ECVP 2003 Abstract
doi:10.1068/v031200

Cite as:
Hochstein S, Ahissar M, 2003, "Cortical sites and mechanisms of two types of visual experience" Perception 32 ECVP Abstract Supplement

Cortical sites and mechanisms of two types of visual experience

S Hochstein, M Ahissar

Everyone is aware of a strange dichotomy of visual experience: rapid 'vision at a glance' and a slower 'vision with scrutiny'. On the one hand, we are able to perceive complex images, objects, categories and scenes even when these are presented briefly or at very rapid rates (RSVP).
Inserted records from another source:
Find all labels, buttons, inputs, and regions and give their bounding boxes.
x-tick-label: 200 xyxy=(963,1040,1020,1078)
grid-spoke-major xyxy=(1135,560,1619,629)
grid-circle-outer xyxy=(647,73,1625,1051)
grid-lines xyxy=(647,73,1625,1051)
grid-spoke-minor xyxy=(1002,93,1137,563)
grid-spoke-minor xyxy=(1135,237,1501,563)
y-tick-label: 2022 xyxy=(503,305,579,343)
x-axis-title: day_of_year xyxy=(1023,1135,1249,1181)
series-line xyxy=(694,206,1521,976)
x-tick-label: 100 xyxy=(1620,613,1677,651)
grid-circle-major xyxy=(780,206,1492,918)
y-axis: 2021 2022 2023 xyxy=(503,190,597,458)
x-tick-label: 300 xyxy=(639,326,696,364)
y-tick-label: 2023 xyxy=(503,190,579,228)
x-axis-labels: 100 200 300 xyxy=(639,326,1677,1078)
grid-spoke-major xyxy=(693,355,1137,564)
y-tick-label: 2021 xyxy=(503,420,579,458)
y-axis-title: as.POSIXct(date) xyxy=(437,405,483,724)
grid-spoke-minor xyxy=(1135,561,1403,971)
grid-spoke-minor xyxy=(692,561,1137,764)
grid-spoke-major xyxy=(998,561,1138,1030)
On the other hand, we are surprisingly unable to report details outside the focus of our attention, large changes in flashed pictures (change blindness), and even the viewpoint of recalled objects. We suggest that bottom - up processing is implicit, and that perceptual consciousness only begins when visual information reaches post-processing high cortical levels. Thus, rapid conscious vision with spread attention is attributed to the large receptive fields of high-level cortical areas, where neurons respond to complex images but generalise over--ie are insensitive to--precise object location, orientation, size, lighting, or the particular details that originally formed the represented category. In contrast, slower perception with focused attention is seen as a conscious return to lower cortical levels following reverse-hierarchy feedback connections to the sources of higher-level activation, recovering detailed information available in the specialised receptive fields found there. The dual correspondence is especially apparent in two types of visual search: spread-attention feature-search (perceiving 'what' without 'where'), deriving from high-level position-insensitive receptive fields, versus scanning-attention or conjunction search deriving from the return to low-level position-encoding receptive fields. Physiological data support this reverse hierarchy theory and the characteristics of the two perceptual modes indeed match those of higher and lower areas, respectively.

[Supported by a 'Center of Excellence' grant from the Israeli Science Foundation of the Israeli Academy of Sciences and Humanities, and by a grant from the US - Israel Binational Science Foundation.]